Have you ever seen these warning signs from a friend or acquaintance? You're tempted to say something, but end up convincing yourself to mind your own business. After all, it will likely pass anyway. Tragically, sometimes those friends or acquaintances take their own lives as Robin Williams did.

Since this sad story broke we've heard a lot of talk about the difficulty men have dealing with depression and the suicidal thoughts that result. We can find it very hard to open up to our friends, to share our emotional struggles, to find someone who can bring us the strength and encouragement to get us through our dark times.

It may seem intimidating to try to help a friend struggling with depression. Often we feel unqualified, feeling as if we have to be a trained counselor or psychiatrist to offer help. But that's often not the case. If someone hasn't sunk into the pit of despair, it's often a matter of showing interest, being willing to listen to someone's problems, sharing a promise of God. Often bringing those dark thoughts out into the light of day is all that is needed to restore that person's perspective.

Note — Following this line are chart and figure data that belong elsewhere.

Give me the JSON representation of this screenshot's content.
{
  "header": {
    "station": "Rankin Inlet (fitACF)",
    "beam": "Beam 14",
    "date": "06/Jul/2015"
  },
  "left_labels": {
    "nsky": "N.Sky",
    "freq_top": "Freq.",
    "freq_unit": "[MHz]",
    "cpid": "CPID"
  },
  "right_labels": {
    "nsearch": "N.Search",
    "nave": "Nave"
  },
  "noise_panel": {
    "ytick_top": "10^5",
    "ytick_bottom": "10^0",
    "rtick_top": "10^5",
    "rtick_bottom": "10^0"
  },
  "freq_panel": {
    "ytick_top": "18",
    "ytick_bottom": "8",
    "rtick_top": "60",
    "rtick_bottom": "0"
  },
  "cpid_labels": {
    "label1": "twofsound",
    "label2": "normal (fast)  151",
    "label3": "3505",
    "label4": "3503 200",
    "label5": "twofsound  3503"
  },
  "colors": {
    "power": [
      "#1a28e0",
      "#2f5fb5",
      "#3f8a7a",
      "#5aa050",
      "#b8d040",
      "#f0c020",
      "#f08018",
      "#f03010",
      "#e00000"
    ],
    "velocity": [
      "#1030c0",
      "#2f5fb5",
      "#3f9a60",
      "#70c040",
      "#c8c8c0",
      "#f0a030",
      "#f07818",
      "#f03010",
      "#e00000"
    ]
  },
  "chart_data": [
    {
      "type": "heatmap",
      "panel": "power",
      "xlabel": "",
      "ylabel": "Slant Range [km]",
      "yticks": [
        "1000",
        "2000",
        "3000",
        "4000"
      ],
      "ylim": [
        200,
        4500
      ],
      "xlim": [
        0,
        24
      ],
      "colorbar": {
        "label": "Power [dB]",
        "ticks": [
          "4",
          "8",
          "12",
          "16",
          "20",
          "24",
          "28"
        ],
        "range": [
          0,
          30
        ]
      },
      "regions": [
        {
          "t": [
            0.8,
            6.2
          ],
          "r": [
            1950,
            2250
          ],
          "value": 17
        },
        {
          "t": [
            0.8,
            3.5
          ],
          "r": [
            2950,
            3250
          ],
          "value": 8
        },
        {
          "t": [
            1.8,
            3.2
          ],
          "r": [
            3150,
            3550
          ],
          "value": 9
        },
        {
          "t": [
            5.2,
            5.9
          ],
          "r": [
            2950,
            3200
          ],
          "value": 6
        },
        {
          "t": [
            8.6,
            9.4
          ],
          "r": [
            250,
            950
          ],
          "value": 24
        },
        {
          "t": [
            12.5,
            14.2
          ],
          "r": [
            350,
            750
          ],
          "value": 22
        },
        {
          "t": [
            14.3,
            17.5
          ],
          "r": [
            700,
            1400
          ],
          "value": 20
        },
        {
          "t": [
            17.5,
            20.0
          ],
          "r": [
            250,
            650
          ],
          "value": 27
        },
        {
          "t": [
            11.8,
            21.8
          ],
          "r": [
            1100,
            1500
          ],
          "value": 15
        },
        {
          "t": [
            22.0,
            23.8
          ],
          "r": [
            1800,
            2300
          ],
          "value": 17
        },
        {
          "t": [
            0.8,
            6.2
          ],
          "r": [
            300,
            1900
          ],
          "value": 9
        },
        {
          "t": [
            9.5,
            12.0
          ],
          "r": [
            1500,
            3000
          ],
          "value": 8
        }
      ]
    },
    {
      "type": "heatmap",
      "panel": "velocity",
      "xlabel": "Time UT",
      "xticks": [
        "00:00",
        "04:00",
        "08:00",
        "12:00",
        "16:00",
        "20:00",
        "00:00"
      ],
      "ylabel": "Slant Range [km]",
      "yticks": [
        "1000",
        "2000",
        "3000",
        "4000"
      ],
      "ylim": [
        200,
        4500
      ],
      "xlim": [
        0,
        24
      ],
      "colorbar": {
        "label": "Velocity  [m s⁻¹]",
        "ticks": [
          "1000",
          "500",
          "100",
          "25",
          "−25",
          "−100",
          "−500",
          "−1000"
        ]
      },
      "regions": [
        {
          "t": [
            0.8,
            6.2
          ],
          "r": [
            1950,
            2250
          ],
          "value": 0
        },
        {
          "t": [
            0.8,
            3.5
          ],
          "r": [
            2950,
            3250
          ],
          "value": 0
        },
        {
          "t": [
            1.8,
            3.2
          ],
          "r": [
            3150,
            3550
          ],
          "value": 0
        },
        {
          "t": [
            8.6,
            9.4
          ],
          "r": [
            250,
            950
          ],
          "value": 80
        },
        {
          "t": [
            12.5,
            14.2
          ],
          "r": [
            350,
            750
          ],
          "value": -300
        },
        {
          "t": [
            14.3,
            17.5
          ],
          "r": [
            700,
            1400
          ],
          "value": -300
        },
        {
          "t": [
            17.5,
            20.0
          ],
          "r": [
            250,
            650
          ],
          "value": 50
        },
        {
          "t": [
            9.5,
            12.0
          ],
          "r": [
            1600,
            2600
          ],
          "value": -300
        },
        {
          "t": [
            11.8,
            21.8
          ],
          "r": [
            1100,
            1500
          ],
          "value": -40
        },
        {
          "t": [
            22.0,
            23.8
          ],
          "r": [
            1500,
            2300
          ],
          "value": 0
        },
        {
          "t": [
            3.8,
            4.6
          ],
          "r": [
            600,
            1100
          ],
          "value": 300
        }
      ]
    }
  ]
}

This is one of the goals of Men's NetWork Bible studies. Many of the discussions that arise from these studies are intended to help users build a close-knit network of good friends. Ideally, these individuals will possess some similar circumstances in their lives, which can then help establish a common ground where it's safe to be open and honest. Here guys not only receive a pat on the back, but also get the chance to give one to another guy who's struggling.

Living in God's strength, power and joy through Jesus Christ, we can be those friends who see the warning signs -- and act on them in Spirit-given compassion, strength and courage.

Is there anyone in your circle of influence who might benefit from a kind word today?

Tuesday, August 12, 2014

Picking up Shattered Dreams

David Wilson had the same dream many of us had as children: he dreamed of playing running back in the National Football League. Unlike most of us, his hard work and dedication, coupled with his God-given talents, made that dream came true. The New York Giants drafted him as running back in 2012. "At a young age I had a dream to play in the NFL. And I did that. I played in the NFL, and I scored touchdowns, and I broke tackles, and I broke and set records."

In just his second season in the NFL, however, his dream came into jeopardy. Wilson suffered a serious neck injury in October 2013. But that didn't diminish his drive to continue in the NFL. He worked all the harder to recovery, regain his strength and stamina, and return to his life's dream.

Just two weeks ago Wilson was out on the Giant's practice field doing just that when he aggravated his injury. After consulting with doctors he announced last week that he must set aside his dream and retire from the NFL. His lifelong dream died at the age of 23.

Every one of us faces that sort of setback in our life at one point or another. Deeply cherished dreams die, timetables get broken, jobs are lost, marriages crumble, and friends go their separate ways. For some of us midlife hits us with the realization our life will never go the way we thought it would, and like Solomon we conclude, "All is vanity. What does man gain by all the toil at which he toils under the sun?" (See Ecclesiastes 1:2-3.)

What do you do when your dreams lie shattered at your feet? We can learn a lot from a 23- year-old. David Wilson didn't sit and pity himself; instead, he kept his head up and began looking to see where he could go from here. He said, "Don't for a second do you all think that I'm pitying myself or sad because I got to live my dream. I'll set another dream and be great at that because I always look at trying to be great at whatever I do."

First, he expressed thankfulness to God for the time He gave him to do the thing he loved the most, and then he opened his eyes to see what new path God was placing in front of him. Wilson advises us, "Even if one dream seems to fade away, set another goal, set another dream, and try to reach that."

What great disappointments have you faced? What new path(s) did God open for you? How have you responded to this change of direction?